I started the morning driving to Home Depot on US30 to get some flowers for Carol's tiered garden. It's become overgrown with thistle which her German neighbor Ursula loved because of the birds that would come to eat the seeds. Ursula died eight years ago and the thistle has multiplied, taking over her gardenbed. I want to plant colorful perrenials to add some color to her otherwise green display. I managed to plant six plants before the heat forced me indoors. It was even too hot for Zeke, who insisted on watching me dig holes only a few feet from me.
At 3:12pm I was back on the ELT in center Highland, where I left off on Wednesday after chatting with Nicole and Maria. I parked under the Ridge Road overpass (not realizing there is a large, free city parking lot across the street) and walked north.
This section in Highland is a mile long, passing northwest, behind businesses and an older housing development, but then starts developing side trails that aren't marked. I had to detour from my path and return to the main trail leading west toward Wicker Memorial Park. The ELT goes through a tunnel under US41 and continues north along the eastern flank of Wicker Park. The old park maintenance road is now part of the ELT before it crosses a ditch, goes over a bridge, then follows the levee west along the Little Calumet River. To the north is new construction, a Super Walmart and a Cabelo's bordering I-80/94. This shopping area is part of Hammond.
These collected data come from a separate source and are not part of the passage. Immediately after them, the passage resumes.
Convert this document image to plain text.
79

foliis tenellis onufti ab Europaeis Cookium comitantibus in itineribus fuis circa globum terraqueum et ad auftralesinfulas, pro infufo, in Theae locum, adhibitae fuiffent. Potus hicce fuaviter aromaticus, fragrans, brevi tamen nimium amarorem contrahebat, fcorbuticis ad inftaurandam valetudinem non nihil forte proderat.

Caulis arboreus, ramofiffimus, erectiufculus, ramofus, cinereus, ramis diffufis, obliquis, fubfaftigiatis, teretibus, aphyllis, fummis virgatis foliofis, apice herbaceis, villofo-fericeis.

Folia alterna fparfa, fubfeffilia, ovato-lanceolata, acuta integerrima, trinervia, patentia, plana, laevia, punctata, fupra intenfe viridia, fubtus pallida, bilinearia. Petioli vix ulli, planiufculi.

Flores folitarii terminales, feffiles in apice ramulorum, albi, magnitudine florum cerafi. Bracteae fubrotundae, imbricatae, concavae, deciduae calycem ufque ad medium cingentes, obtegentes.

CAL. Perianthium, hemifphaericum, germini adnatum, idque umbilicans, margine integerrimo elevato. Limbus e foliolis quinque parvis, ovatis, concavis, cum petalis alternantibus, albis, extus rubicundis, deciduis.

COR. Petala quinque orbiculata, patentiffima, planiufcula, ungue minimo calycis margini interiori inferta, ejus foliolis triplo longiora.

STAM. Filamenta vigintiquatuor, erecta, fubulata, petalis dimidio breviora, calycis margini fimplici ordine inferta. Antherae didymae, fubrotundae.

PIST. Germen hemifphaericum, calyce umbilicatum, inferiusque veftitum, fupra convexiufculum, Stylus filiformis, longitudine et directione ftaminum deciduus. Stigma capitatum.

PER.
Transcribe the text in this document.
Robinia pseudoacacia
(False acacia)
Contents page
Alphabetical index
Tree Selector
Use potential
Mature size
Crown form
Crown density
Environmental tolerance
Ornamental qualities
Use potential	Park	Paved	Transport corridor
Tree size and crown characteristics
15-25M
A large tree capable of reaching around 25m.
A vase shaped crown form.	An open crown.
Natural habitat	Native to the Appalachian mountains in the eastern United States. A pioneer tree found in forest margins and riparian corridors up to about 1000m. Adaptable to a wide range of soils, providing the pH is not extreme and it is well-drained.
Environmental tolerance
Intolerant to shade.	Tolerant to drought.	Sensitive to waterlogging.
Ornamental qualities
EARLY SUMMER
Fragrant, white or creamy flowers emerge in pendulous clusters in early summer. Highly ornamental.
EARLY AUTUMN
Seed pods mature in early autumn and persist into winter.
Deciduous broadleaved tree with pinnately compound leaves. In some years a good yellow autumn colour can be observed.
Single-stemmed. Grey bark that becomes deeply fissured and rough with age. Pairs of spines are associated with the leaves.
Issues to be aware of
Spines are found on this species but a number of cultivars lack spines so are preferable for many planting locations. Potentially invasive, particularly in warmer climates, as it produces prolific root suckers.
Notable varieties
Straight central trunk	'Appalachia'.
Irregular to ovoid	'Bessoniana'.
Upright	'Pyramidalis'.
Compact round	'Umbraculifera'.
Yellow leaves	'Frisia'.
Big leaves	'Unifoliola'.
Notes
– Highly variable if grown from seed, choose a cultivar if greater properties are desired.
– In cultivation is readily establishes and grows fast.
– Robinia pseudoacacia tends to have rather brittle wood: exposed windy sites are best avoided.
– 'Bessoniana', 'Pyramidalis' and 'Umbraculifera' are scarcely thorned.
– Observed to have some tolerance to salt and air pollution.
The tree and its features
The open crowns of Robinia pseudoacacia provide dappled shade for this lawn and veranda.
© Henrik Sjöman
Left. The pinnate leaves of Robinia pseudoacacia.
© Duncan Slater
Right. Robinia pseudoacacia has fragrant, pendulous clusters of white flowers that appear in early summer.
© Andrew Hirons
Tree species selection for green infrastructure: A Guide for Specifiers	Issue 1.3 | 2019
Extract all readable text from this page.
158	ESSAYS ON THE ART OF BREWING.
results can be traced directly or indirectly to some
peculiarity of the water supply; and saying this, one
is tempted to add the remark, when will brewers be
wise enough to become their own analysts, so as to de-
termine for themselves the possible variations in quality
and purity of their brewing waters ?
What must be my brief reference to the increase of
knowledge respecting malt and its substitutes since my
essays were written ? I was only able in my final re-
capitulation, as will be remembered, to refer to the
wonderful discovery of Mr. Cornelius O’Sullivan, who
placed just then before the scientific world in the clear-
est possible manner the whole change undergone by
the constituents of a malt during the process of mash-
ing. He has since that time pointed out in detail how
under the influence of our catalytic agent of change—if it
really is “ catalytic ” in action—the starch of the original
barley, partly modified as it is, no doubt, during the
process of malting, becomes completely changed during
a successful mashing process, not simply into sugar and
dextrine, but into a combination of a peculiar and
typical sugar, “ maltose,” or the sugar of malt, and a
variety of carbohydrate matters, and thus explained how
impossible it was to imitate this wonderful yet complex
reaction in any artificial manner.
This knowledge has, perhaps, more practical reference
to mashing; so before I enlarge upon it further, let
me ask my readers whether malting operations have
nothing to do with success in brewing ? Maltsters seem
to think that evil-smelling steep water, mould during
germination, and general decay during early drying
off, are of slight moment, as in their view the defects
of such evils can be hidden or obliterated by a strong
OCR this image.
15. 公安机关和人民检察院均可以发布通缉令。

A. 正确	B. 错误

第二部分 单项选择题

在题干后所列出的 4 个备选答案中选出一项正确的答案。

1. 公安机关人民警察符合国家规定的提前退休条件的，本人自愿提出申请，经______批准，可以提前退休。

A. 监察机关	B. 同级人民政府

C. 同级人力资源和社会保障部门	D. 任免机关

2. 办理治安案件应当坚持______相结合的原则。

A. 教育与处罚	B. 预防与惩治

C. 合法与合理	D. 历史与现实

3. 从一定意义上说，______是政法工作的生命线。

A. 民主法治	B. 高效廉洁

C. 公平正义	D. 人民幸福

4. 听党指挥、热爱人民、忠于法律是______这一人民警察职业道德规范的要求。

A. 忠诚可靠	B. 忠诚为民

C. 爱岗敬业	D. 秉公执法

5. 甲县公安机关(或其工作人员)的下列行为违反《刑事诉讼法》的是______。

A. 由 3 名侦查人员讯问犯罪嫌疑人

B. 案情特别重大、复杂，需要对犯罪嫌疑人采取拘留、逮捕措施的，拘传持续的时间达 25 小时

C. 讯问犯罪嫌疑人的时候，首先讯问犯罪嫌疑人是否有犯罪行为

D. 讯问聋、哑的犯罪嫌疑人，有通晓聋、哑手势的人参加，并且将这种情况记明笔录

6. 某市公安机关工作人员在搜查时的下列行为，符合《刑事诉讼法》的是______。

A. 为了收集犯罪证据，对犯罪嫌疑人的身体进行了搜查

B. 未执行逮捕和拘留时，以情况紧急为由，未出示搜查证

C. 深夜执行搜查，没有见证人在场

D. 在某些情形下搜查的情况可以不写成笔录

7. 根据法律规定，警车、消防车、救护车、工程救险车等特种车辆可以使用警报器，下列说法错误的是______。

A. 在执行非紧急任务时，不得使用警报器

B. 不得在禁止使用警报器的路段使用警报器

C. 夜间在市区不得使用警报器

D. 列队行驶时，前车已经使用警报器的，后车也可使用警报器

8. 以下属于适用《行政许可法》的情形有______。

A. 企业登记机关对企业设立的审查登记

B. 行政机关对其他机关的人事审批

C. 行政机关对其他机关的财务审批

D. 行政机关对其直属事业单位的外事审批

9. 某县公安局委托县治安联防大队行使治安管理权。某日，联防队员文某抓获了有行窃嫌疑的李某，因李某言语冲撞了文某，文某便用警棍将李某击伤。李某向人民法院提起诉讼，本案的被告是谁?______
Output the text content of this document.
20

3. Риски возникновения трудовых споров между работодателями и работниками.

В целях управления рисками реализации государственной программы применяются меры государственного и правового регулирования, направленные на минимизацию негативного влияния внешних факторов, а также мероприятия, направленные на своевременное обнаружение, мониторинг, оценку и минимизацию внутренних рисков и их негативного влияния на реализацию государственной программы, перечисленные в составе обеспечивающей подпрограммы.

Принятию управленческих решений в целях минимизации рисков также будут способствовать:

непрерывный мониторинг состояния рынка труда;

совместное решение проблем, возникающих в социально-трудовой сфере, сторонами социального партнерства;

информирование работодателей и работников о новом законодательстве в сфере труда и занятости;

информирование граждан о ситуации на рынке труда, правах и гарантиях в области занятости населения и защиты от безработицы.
Clouds were again darkening. I left my rain jacket in the car and enjoyed the warm, breezy weather. I didn't want to be burdened with the jacket. My goal was to make it to the interstate and turn around, and hopefully not get drenched in rain.
The ELT meets up with the Monon Trail which continues west over another ditch, then parallels the ELT going northwest before it meets up with the ELT as one trail. Munster is to the west, Hammond is to the north. The trail goes to the west of the shopping complex and circles around it to the north. A man was playing fetch with his two pitbulls by the overflow pond next to the trail. I could see the trail then meeting up with the interstate and going underneath it. It is here that I turned around. I will do the Hammond section next week as long as this cool streak continues.
This is not a very scenic part of the Erie-Lakawanna trail. It's more of a connector section that serves a purpose for the locals who use this section to ride their bicycles in their neighborhood, walk their dogs, take their strollers out. There are no lights, no signage. One could easily get on the wrong trail here.
I took a different route for the return walk, walking across the Cabelo/Walmart parking lot and connecting back with the ELT at the bridge across the Little Calumet River. Doing so cut off a half-mile. I then stayed on the trail going south to Ridge Road before going east on Ridge Road back to the overpass and my car.
I went back to Griffith, wanting to try out a brewpub there. Tonight's choice was the Pokro brewpub on Broad street. The place doesn't look like much from the outside, but it's rather nice inside. You walk into a small bar to the right and a large tabled area to the left. In the back is a second tabled room for the meadery. The brewery is named after the owner, brewer and manager, David Pokropinski.
I sat at the bar and ordered a flight of six beers. They were all good, but I especially liked the cream ale. I had pierogies to go with the beer. The samplers were five ounces each so I didn't go to the second brewpub, the New Oberphalz brewery, on Main street. That one specializes in German beers.